The first time I fired this beauty up, I decided to start with a pressure of only 20 psi. Since the QST article mentioned an operating pressure of around 35 psi, I figured 20 psi would be a safe starting point. I pointed the barrel up in the air at a slight angle and flipped the lever. With a muted “whummmmmp” the projectile left the barrel and almost disappeared from view. What a glorious sight.
Please reference the QST article for construction details.
Update: I retired and moved to a 7 acre "farm" in Northeast Georgia. I participated in the 2014 ARRL Field Day with the Northeast Georgia Amateur Radio Club (now defunct). I used the spud gun to launch a fishing line over the tallest walnut tree on the site. I built a heavier projectile (4.4 ounces) and pumped the spud launcher to 40 p.s.i. The 4.4 oz. spud cleared the 75 foot tree with no problem, but the entire spool of line was depleted and the arc was stopped short. I was able to tie a nylon string to the end of the line and let the projectile pull the line and the string until I could reach it from the ground. Mission complete.

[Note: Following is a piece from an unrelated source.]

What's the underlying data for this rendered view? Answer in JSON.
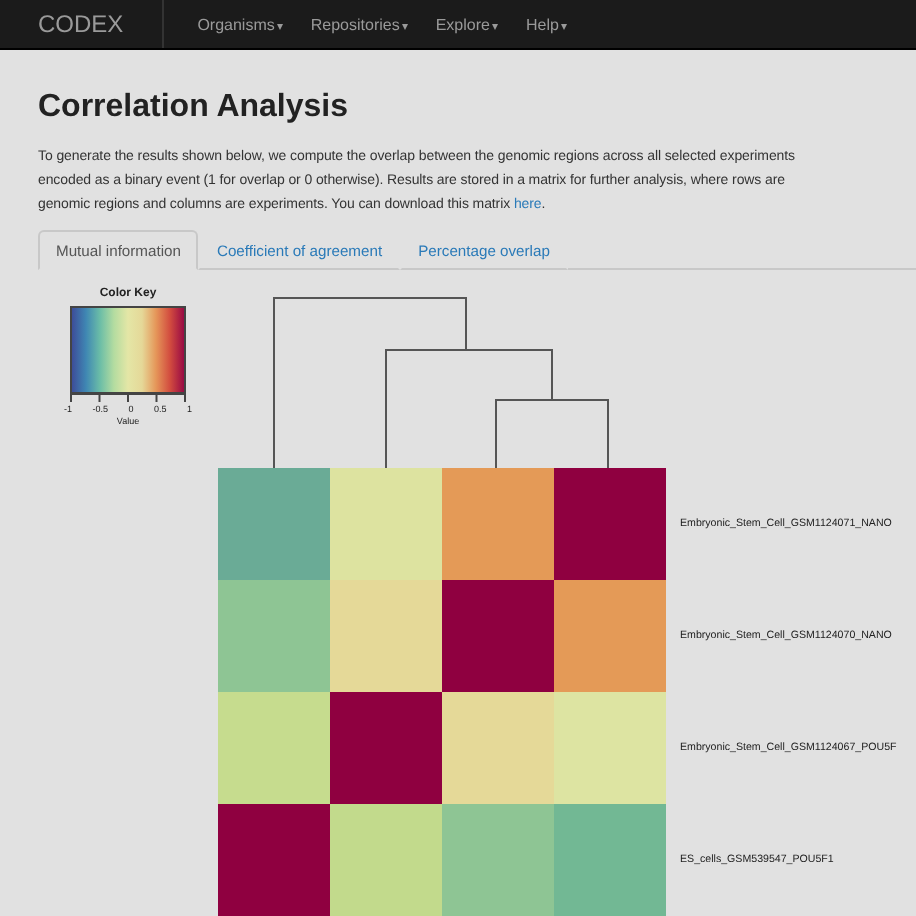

Inspired by this success, I decided to pre-position a nylon cord for a future wire antenna on my new farm. I replaced the fishing reel with a different model with a larger spool of line. I found a suitable tree, this one about 60 feet tall and took another shot. I should have reduced the pressure a bit because the projectile not only cleared the target tree, but traveled another 110 feet and cleared another 60 foot tree. I should have no problem clearing the tallest tree on my property.